How come my last 'fractional' batch is not supported ? Many thanks for your help.


Solution

  • I found the original source code on the GitHub repository at: https://github.com/The-AI-Summer/simclr/blob/main/AI_Summer_SimCLR_Resnet18_STL10.ipynb

    Based on the error message you provided:

    File "/home/wlutz/PycharmProjects/hiv-image-analysis/main.py", line 243, in forward
        denominator = device_as(self.mask, similarity_matrix) * torch.exp(similarity_matrix / self.temperature)
    

    The problem seems to be originating from this line of code:

    denominator = device_as(self.mask, similarity_matrix) * torch.exp(similarity_matrix / self.temperature)
    

    within the class ContrastiveLoss(nn.Module).

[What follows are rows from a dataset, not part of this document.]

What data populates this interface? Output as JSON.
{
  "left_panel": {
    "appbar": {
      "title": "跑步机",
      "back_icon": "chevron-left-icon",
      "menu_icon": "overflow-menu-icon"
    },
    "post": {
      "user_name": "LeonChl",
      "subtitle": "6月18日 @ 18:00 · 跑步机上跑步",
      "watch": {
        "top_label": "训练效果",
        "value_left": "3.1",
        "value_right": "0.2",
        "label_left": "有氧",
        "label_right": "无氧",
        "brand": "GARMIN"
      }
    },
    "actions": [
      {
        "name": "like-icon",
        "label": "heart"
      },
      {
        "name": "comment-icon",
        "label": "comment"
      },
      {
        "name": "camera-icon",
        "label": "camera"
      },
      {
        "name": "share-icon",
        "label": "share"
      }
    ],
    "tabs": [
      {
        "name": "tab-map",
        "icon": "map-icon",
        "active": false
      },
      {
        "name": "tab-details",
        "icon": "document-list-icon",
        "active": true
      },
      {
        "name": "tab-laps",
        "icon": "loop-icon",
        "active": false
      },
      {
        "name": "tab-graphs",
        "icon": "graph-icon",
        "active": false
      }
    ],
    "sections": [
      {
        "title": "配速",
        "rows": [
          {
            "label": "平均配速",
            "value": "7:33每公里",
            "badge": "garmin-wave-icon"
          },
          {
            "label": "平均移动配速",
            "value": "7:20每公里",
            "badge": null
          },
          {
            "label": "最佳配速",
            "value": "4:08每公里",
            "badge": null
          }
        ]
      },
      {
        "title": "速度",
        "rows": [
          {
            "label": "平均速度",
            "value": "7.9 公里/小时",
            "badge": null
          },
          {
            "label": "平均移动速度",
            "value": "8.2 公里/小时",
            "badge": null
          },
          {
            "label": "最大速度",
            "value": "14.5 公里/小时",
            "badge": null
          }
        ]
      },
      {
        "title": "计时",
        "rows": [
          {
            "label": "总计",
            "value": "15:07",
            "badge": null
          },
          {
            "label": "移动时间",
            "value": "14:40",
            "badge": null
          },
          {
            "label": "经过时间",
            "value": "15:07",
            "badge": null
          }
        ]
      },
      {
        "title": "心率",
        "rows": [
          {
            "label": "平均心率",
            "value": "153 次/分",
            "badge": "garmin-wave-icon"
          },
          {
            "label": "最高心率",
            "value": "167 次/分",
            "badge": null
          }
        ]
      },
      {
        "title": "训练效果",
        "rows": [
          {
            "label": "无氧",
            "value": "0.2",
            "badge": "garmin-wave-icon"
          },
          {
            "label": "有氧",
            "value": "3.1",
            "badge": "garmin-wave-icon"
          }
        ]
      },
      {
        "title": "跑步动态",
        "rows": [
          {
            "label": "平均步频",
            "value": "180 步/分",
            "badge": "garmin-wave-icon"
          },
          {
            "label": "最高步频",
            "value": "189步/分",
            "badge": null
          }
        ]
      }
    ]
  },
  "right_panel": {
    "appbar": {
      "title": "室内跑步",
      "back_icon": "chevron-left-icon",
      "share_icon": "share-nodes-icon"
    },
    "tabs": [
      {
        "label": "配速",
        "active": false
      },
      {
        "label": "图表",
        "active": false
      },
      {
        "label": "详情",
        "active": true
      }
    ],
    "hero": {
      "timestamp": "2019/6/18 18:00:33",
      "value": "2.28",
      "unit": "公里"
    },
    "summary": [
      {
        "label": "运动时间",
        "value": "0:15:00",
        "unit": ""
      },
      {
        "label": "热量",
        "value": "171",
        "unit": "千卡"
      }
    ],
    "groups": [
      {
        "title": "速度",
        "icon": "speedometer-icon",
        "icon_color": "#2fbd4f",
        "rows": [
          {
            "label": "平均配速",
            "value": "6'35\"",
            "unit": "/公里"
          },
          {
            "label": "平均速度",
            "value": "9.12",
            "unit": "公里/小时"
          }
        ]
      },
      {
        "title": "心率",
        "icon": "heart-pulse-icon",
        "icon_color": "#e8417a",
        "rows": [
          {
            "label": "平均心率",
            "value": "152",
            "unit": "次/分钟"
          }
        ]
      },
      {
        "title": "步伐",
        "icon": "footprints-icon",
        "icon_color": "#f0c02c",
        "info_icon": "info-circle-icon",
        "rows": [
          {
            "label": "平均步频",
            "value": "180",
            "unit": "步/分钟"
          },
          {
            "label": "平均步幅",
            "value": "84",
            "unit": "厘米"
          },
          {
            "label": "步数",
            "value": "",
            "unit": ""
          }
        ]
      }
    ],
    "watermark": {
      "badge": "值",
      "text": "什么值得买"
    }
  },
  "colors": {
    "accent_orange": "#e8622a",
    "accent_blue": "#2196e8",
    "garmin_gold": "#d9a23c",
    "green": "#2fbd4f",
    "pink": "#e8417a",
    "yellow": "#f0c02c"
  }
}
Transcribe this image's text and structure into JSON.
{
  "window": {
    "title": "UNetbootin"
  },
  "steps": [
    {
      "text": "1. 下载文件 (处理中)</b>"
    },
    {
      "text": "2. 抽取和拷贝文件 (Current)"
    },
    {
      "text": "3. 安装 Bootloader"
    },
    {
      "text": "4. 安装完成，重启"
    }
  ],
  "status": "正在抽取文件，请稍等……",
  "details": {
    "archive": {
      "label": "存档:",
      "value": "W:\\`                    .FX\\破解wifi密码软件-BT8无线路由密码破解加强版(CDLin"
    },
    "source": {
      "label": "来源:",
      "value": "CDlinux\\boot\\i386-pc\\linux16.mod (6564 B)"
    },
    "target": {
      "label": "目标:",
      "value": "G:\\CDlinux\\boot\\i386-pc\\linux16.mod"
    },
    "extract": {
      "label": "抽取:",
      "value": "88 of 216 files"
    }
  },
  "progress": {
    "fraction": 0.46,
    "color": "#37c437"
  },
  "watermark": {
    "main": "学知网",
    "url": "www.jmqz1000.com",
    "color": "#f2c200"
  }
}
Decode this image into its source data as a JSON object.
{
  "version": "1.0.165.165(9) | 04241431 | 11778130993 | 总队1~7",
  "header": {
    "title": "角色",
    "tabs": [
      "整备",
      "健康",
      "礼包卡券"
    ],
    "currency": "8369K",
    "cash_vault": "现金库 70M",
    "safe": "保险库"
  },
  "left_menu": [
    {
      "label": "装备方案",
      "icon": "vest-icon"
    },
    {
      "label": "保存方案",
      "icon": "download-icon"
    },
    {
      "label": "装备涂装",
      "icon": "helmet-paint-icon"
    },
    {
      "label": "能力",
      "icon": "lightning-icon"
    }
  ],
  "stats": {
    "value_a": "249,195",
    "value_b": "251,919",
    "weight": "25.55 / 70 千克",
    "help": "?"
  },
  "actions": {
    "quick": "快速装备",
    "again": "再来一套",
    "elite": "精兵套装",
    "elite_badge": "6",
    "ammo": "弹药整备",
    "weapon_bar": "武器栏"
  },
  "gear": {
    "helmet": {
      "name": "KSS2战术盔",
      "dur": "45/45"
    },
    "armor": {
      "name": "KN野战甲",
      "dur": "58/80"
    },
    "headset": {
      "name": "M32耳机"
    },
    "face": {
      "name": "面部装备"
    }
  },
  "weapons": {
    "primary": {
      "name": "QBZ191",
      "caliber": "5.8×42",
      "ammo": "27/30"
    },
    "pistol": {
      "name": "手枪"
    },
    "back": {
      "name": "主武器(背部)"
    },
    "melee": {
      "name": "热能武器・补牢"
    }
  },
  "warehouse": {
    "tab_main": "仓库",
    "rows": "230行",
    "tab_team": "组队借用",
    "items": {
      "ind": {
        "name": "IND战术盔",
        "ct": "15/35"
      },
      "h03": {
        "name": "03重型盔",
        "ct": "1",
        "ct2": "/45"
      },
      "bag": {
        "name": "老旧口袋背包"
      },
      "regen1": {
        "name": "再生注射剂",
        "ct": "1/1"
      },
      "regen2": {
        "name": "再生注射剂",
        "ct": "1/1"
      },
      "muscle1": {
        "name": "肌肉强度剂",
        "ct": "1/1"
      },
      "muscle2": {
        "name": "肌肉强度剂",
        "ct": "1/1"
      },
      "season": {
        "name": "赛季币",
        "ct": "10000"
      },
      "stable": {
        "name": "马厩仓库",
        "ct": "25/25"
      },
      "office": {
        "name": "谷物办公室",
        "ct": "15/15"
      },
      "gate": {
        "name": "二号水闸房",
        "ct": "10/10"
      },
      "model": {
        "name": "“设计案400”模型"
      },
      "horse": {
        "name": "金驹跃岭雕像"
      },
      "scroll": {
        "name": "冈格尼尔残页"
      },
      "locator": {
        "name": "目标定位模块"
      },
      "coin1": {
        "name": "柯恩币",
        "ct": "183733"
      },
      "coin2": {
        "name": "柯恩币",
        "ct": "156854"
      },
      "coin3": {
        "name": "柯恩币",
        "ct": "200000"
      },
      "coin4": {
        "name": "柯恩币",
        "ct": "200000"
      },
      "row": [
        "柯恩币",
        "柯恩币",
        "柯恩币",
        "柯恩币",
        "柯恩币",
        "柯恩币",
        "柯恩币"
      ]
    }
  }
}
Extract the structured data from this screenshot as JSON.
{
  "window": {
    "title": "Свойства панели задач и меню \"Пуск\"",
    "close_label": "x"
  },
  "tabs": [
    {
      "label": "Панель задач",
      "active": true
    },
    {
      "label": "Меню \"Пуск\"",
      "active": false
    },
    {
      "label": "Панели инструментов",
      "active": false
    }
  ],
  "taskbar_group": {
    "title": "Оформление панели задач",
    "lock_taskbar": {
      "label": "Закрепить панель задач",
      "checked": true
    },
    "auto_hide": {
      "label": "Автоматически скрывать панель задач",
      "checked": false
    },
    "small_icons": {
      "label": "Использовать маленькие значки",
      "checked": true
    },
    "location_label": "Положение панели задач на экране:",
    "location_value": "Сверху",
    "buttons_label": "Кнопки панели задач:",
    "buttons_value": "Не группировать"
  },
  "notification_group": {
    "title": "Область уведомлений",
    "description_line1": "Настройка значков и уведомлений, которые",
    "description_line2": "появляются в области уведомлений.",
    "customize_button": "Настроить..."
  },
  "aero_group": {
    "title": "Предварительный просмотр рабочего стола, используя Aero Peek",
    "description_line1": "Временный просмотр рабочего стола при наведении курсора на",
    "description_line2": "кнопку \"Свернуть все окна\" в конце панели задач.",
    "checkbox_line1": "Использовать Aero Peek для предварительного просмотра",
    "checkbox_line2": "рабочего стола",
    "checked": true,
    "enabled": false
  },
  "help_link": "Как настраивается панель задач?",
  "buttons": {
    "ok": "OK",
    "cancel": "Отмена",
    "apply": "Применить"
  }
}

    To investigate the issue with this class, let's first examine its initialization variables:

    def __init__(self, batch_size, temperature=0.5):
        super().__init__()
        self.batch_size = batch_size
        self.temperature = temperature
        self.mask = (~torch.eye(batch_size * 2, batch_size * 2, dtype=bool)).float()
    

    The error appears to be related to the batch_size. We need to identify which part of the code calls ContrastiveLoss().

    Now, let's locate where ContrastiveLoss() is used within the class SimCLR_pl(pl.LightningModule):

    self.loss = ContrastiveLoss(config.batch_size, temperature=self.config.temperature)
    

    The problem lies in config.batch_size. The definition of ContrastiveLoss() relies on config.batch_size.

    You are using 7000 data points with a batch size of 32. Therefore, the batch size for the final iteration is 7000 % 32 = 24.

    Because the __init__ function utilizes:

    self.mask = (~torch.eye(batch_size * 2, batch_size * 2, dtype=bool)).float()
    

    The function expects the size to be config.batch_size * 2 = 64. However, your size is now 24 * 2 = 48. This discrepancy is the cause of the error message:

    RuntimeError: The size of tensor a (64) must match the size of tensor b (48) at non-singleton dimension 1
    

    To resolve this issue, you should make sure that the size of batch_size aligns correctly with the expectations of the ContrastiveLoss() class.